Global safety and security concepts

  • Around 12,000 employees trained in occupational and process safety
  • New requirements defined for process safety
  • We have incorporated human rights aspects relevant for site security into the training of our security personnel and stipulated globally binding qualification requirements

Our global safety and security concepts serve to protect our employees and neighbors as well as to prevent property damage and protect information. They also aim to prevent production stoppages and damage to the environment. When designing a new facility, we apply a five-step system from conception to start-up that takes into account the most important aspects of environmental protection, safety, security and health protection, and incorporates them early on. We use a risk matrix to assess risks according to estimated probability as well as potential impact, and determine appropriate protective measures. In 2011, around 12,000 employees received training in occupational and process safety.

We closely investigate incidents at all sites which led to fires, explosions or the release of substances. In order to further improve process safety at our plants, we analyze and compare the causes on a global level and continually optimize processes. A new process safety requirement has been in effect since 2011 to increase employees’ risk awareness, for example, in situations involving changes made at production plants. Furthermore, we also define the regular intervals at which safety concepts for BASF production plants are reviewed. We can thus address potential risks with appropriate measures.

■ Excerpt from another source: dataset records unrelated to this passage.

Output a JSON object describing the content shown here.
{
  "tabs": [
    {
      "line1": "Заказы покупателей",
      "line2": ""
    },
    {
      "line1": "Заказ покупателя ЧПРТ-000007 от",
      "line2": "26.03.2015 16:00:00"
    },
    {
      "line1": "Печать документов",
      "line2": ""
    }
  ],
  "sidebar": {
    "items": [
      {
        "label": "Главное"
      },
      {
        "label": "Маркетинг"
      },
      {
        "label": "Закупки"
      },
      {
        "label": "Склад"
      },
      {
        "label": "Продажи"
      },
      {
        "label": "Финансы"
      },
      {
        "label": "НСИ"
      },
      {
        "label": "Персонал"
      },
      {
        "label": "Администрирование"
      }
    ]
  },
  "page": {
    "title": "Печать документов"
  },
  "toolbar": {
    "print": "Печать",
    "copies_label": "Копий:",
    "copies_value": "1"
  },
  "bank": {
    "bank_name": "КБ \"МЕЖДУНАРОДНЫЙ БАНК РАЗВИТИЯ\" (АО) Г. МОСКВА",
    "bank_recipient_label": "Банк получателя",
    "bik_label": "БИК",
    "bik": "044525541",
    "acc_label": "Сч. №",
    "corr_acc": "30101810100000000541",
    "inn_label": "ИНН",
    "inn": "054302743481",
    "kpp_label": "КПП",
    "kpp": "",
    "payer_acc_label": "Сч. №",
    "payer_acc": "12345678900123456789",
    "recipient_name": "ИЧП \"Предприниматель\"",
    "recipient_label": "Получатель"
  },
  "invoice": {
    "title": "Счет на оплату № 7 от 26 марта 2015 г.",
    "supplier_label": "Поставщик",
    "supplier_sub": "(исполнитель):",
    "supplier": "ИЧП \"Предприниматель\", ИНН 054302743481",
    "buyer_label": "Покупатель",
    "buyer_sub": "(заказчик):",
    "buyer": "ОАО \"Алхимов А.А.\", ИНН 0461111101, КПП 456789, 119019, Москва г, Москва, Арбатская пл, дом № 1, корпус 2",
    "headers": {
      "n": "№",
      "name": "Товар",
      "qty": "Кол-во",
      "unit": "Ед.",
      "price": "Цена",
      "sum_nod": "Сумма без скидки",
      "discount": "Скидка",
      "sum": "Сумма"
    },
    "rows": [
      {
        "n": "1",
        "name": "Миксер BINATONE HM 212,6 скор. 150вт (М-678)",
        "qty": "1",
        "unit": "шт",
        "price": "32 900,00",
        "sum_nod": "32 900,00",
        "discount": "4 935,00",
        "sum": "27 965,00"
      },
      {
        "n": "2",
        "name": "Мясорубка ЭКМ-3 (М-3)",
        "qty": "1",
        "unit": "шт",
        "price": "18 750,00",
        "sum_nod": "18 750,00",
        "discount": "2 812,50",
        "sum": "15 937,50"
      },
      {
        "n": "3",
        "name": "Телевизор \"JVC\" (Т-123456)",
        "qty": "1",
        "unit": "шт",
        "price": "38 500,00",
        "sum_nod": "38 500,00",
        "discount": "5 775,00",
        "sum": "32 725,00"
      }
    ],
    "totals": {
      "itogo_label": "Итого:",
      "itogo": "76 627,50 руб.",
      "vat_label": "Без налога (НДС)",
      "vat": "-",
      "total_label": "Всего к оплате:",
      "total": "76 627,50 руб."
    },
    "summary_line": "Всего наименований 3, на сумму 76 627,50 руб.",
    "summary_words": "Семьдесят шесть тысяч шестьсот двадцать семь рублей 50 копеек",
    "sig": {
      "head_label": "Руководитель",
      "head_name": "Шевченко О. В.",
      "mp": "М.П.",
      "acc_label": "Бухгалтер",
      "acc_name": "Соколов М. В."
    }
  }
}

With our emergency response concepts, we are prepared for potential incidents. This includes specific emergency response plans for our production facilities. Depending on the situation, we involve joint venture companies, partners and suppliers as well as cities, communities and neighboring companies in this process. BASF’s central emergency response supports local emergency response units around the clock. Our emergency systems are checked regularly, for example, in drills with our employees and local authorities.

In 2011, we began linking our emergency dispatch centers across Europe. This allows us to work more closely across different sites, and to assess and deal with alarm information within the network more quickly and reliably. After the earthquake in Japan, our experts in research, health and safety spent several weeks supporting local measures at our Japanese sites.
We also trained the experts for the Japanese sites in radioactivity measurement and provided them with the appropriate measuring equipment.

In 2011, we continued to implement the requirements set down in 2010 for preventive measures to protect our sites around the world from third-party interference. These measures aim to ensure extensive protection for employees and the company against, for example, criminal behavior, the loss of knowledge or international terrorism. We have incorporated human rights aspects relevant for site security into the training of our security personnel. We made these qualification requirements globally mandatory in 2011 and began implementing and monitoring them in all regions. The respect of human rights is now an obligatory element of new contracts with contractors for whom these aspects apply.